Going to the cinema is all part of growing up – meeting people there, buying tickets, queuing for sweets and nachos, queuing for the screen, racing to get the best seats……I have had some great cinema experiences.

But now I am a bit older, although I still love a trip to the local Cineworld and a bag of popcorn, I have discovered the beauty of Shrewsbury’s Old Market Hall.

Film after film shows at the venue with viewings during the day and throughout the evening and it is home to a cafe bar where you can relax and socialise before or after the film – and to top it all off if you want to take your bottle of wine into the cinema you can!

I paid a visit to the Old Market Hall this week to watch Salmon Fishing in the Yemen, starring Ewan McGregor, Emily Blunt, Kristin Scott Thomas and Amr Waked.

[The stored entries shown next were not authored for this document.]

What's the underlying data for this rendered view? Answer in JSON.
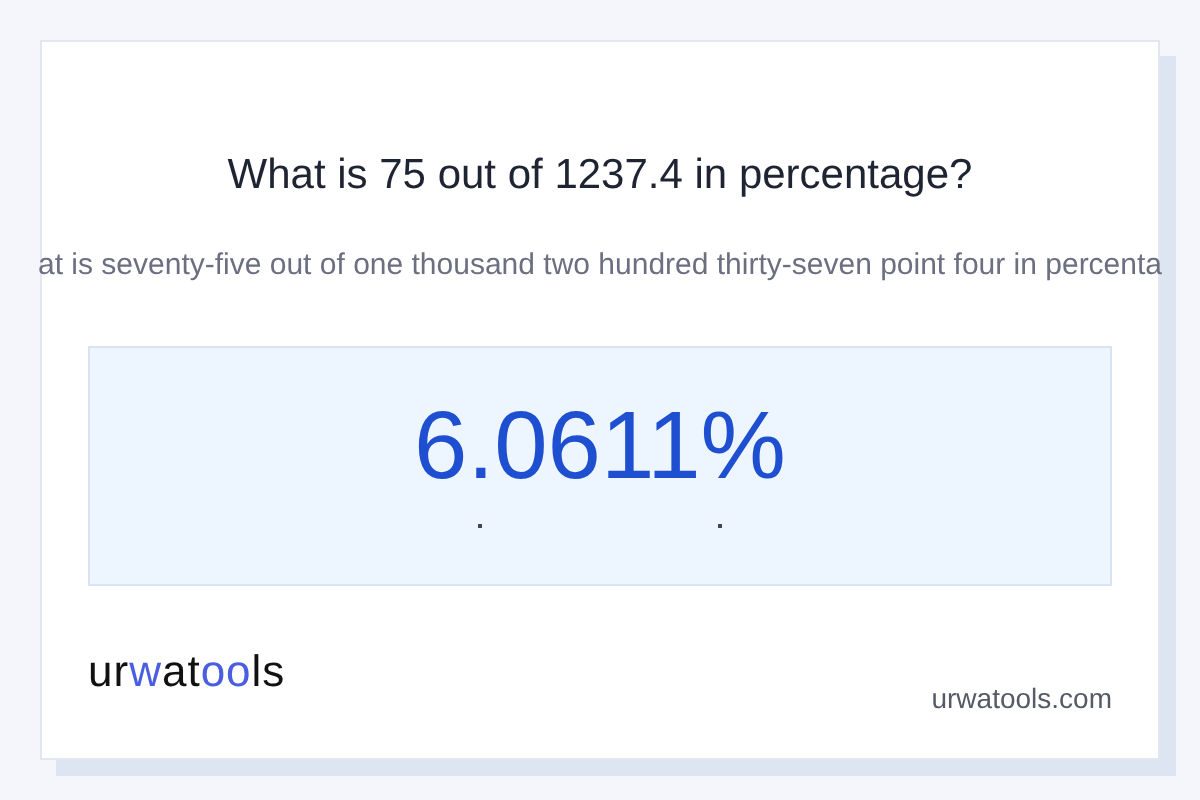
{
  "title": "What is 75 out of 1237.4 in percentage?",
  "subtitle": "at is seventy-five out of one thousand two hundred thirty-seven point four in percenta",
  "result": "6.0611%",
  "logo": [
    {
      "text": "ur",
      "accent": false
    },
    {
      "text": "w",
      "accent": true
    },
    {
      "text": "at",
      "accent": false
    },
    {
      "text": "oo",
      "accent": true
    },
    {
      "text": "ls",
      "accent": false
    }
  ],
  "domain": "urwatools.com"
}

I wasn’t sure how keen on the film I would be as both my husband and I had read and loved Paul Torday’s novel and I was worried the move from page to screen would have made the tale unrecognisable.

But I was wrong, the story of a visionary sheik (Waked) who wants to introduce salmon fishing into the Yemen to enrich the lives of his people and the reaction and attitude of  fisheries expert Alfred Jones (McGregor) when he is forced to go along with the “absurd” idea is brilliant.

I laughed out loud on numerous occasions thanks to the brilliant portrayal by Scott Thomas of the Prime Minister’s press officer and I enjoyed Blunt’s portrayal of the consultant hired to be the go-between for the sheik and Dr Jones.

McGregor is well-suited to the role of Alfred and plays it extremely well but for me it was Waked as the sheik that really impressed. In the book the sheik comes across as an amazing man and you come to trust in him and his ideas and that can be difficult to mirror in a film, but Waked does it…and easily.

The film is based on Torday’s novel but there are of course differences – there is one huge difference between the film and the book but I won’t detail it here for fear of ruining it for anyone that is planning to go and watch. And I would recommend you go and watch it. It is a feel-good, funny, moving film and I thoroughly enjoyed it.

Sitting back and enjoying a glass of wine with a good film was a great way to spend an evening and as I went to the 5.30pm showing there was plenty of time afterwards to go out for dinner in Shrewsbury.

We would have stayed in the cafe for a couple more drinks but the showing after us had been booked out by one party and they were enjoying champagne and canapes before their film – an idea for the future maybe!!!